Serena Gallanti, UPMC, chimie physique et analytique

La chimie verte au service de l’énergie solaire

Le soleil est une source d’énergie inépuisable et gratuite. Les cellules photovoltaïques sont des dispositifs qui permettent la conversion d’énergie solaire en électricité. Aujourd’hui, le marché des installations photovoltaïques est dominé par le silicium. Cependant, d’autres technologies appelées « Couches minces » sont étudiées en vue de réduire la quantité de matière nécessaire à la fabrication des cellules photovoltaïques et, par conséquent, les coûts.

Parmi les dispositifs « Couches minces », la cellule solaire étudiée pendant ma thèse est constituée d’une superposition de couches chacune jouant un rôle différent. Une de ces couches, appelée couche tampon, est constituée d’un matériau toxique qui est synthétisé par voie chimique en produisant des déchets. D’autres composés non toxiques sont étudiés pour le remplacer. Le but de ma thèse est de synthétiser un de ces matériaux par électro-dépôt.

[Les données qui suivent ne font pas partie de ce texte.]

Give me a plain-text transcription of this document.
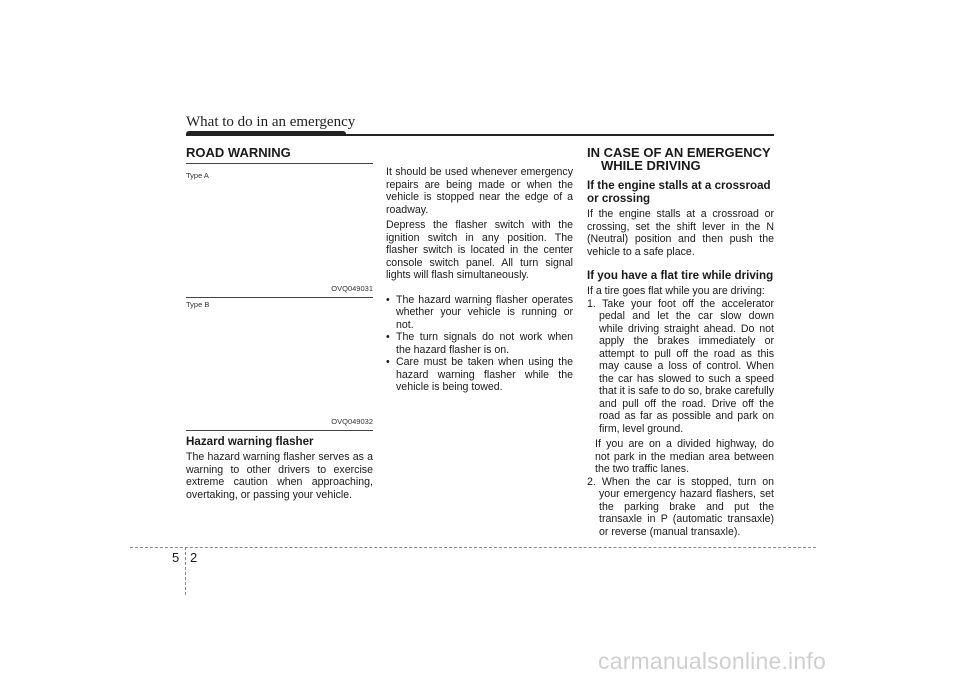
What to do in an emergency
ROAD WARNING
Type A
OVQ049031
Type B
OVQ049032
Hazard warning flasher

The hazard warning flasher serves as a warning to other drivers to exercise extreme caution when approaching, overtaking, or passing your vehicle.

It should be used whenever emergency repairs are being made or when the vehicle is stopped near the edge of a roadway.

Depress the flasher switch with the ignition switch in any position. The flasher switch is located in the center console switch panel. All turn signal lights will flash simultaneously.

• The hazard warning flasher operates whether your vehicle is running or not.
• The turn signals do not work when the hazard flasher is on.
• Care must be taken when using the hazard warning flasher while the vehicle is being towed.
IN CASE OF AN EMERGENCY
WHILE DRIVING
If the engine stalls at a crossroad or crossing

If the engine stalls at a crossroad or crossing, set the shift lever in the N (Neutral) position and then push the vehicle to a safe place.

If you have a flat tire while driving

If a tire goes flat while you are driving:

1. Take your foot off the accelerator pedal and let the car slow down while driving straight ahead. Do not apply the brakes immediately or attempt to pull off the road as this may cause a loss of control. When the car has slowed to such a speed that it is safe to do so, brake carefully and pull off the road. Drive off the road as far as possible and park on firm, level ground.

If you are on a divided highway, do not park in the median area between the two traffic lanes.

2. When the car is stopped, turn on your emergency hazard flashers, set the parking brake and put the transaxle in P (automatic transaxle) or reverse (manual transaxle).
5 2
carmanualsonline.info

Le principal avantage de cette technique est la possibilité de réutiliser le bain pour la synthèse du matériau et de pouvoir contrôler aisément les épaisseurs et les propriétés de la couche déposée. De plus, cette technique est reproductible, peu coûteuse et facile à mettre en oeuvre. Les résultats obtenus sont encourageants, car cette méthode ne nécessite pas de mise sous vide et en conséquence elle est intéressante pour une mise à l’échelle industrielle.